Don King

  • Don King
  • One-Two Punch (UK Doublevision) 1985  (Atavistic) 1997 

Formed in 1981, this post-no wave NYC anti-supergroup teamed Mars refugees Lucy Hamilton and Mark Cunningham with percussionist Duncan Lindsay, whose brother Arto and his Brazilian foil Toni Nogueira would join in time for the group’s lone vinyl outing. Don King topped its mass of post-samba shuffle and ’80s electro-beats with stabbing funk bass, dying-goose clarinet/trumpet and disruptive slices of slide guitar to create an exercise in marked contrasts. The discord and retarded vocals of Hamilton and Duncan Lindsay summon Mars’ “Puerto Rican Ghost,” while the tropical flavors and gibberish chants presage Arto Lindsay’s future in the Ambitious Lovers.

One-Two Punch, an occasionally boring mini-album released on Cabaret Voltaire’s label, is split between “Revelry” (a sidelong piece of instrumental squeals, honks and churning battery remixed into a dull dance-throb by Jim Thirlwell and Roli Mosimann) and four sterling flips, among them the sensual Portuguese spastics of “Tanajura,” the deliciously fucked-up torch-hop of “Never Decide” and the harmonically outlandish chatter of “Marco Polo.” Still, nothing here approaches No New York’s level of innovative of scrap attack, so consider the work a fascinating transition recommended to those fascinated by the participants.

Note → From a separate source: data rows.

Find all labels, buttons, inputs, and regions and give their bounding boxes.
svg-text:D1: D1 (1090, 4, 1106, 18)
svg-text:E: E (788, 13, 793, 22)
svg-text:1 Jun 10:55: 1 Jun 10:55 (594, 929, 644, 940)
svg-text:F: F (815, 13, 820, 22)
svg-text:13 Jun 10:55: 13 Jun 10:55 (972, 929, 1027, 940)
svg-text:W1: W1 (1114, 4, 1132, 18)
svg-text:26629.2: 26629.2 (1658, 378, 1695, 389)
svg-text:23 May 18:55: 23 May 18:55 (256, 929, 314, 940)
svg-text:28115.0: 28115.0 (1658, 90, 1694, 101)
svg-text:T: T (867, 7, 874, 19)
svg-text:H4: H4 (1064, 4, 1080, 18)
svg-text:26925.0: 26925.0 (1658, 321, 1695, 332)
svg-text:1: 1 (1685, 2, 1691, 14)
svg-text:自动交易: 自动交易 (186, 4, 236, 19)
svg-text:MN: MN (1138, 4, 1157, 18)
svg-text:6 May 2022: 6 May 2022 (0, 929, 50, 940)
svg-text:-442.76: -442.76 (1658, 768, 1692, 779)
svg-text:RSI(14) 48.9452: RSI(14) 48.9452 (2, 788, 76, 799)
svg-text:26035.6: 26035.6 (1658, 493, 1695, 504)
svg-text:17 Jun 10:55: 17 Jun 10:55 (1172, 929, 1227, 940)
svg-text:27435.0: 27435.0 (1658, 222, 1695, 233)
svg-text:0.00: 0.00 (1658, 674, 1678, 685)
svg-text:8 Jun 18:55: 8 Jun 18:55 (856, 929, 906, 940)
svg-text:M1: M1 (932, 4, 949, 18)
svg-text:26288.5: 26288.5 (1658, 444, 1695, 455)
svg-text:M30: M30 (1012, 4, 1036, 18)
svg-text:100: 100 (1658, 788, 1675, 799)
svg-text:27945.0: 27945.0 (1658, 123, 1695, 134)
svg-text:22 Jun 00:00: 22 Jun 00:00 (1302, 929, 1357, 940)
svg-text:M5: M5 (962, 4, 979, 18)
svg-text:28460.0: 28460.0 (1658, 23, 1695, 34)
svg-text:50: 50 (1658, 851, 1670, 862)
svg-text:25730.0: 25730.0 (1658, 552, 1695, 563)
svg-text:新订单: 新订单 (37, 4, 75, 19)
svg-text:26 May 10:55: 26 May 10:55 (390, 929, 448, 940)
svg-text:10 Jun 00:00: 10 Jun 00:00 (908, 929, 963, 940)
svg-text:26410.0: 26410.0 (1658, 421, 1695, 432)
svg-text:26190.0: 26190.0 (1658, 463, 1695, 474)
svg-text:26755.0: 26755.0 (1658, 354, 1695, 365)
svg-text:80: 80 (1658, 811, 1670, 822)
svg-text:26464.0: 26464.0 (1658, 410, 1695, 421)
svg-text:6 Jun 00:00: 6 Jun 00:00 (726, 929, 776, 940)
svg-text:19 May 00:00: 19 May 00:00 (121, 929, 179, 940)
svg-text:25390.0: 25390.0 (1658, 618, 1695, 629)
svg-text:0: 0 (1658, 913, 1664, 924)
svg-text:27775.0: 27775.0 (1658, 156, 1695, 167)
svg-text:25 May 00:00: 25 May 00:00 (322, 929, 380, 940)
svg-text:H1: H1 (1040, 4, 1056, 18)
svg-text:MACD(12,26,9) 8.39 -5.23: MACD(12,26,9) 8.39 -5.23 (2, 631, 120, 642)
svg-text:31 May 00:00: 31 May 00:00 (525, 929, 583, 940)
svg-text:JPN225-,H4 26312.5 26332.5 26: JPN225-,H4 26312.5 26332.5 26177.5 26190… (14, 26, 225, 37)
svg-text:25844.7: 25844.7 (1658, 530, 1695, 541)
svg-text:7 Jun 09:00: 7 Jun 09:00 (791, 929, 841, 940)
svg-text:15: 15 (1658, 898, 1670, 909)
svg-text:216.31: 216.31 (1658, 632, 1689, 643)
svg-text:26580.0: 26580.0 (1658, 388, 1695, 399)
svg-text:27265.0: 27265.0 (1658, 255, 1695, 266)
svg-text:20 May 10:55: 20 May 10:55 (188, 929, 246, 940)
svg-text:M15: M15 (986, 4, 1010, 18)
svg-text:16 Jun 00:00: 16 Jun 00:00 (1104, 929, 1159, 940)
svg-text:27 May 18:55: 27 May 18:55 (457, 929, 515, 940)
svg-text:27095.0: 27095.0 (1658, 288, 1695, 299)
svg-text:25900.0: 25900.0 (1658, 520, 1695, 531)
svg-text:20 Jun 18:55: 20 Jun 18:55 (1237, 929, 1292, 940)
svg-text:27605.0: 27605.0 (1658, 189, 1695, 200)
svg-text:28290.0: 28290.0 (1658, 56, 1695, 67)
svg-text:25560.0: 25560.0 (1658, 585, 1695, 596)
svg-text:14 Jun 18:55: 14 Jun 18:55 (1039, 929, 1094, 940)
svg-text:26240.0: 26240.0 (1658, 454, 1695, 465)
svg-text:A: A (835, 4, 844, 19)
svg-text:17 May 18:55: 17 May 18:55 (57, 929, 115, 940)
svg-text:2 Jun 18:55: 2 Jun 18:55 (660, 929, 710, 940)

The Atavistic edition, subtitled (Knockout), adds a post-Arto track from ’85 as well as four 1987 recordings of Cunningham, Hamilton, Pere Ubu bassist Tony Maimone and drummer Bill Perry. The later stuff is straighter, with less pitter-patter and the plenty of noir-ish horns, but it’s inventive and dryly malevolent. Additionally, Hamilton bleaches her no-wave roots a far less abrasive shade of cool on an ice-queen cover of Irving Berlin’s “Change Partners.” The onetime mistress of stone-faced noise now sounds downright dapper and sexy — in an avant sort of way, of course.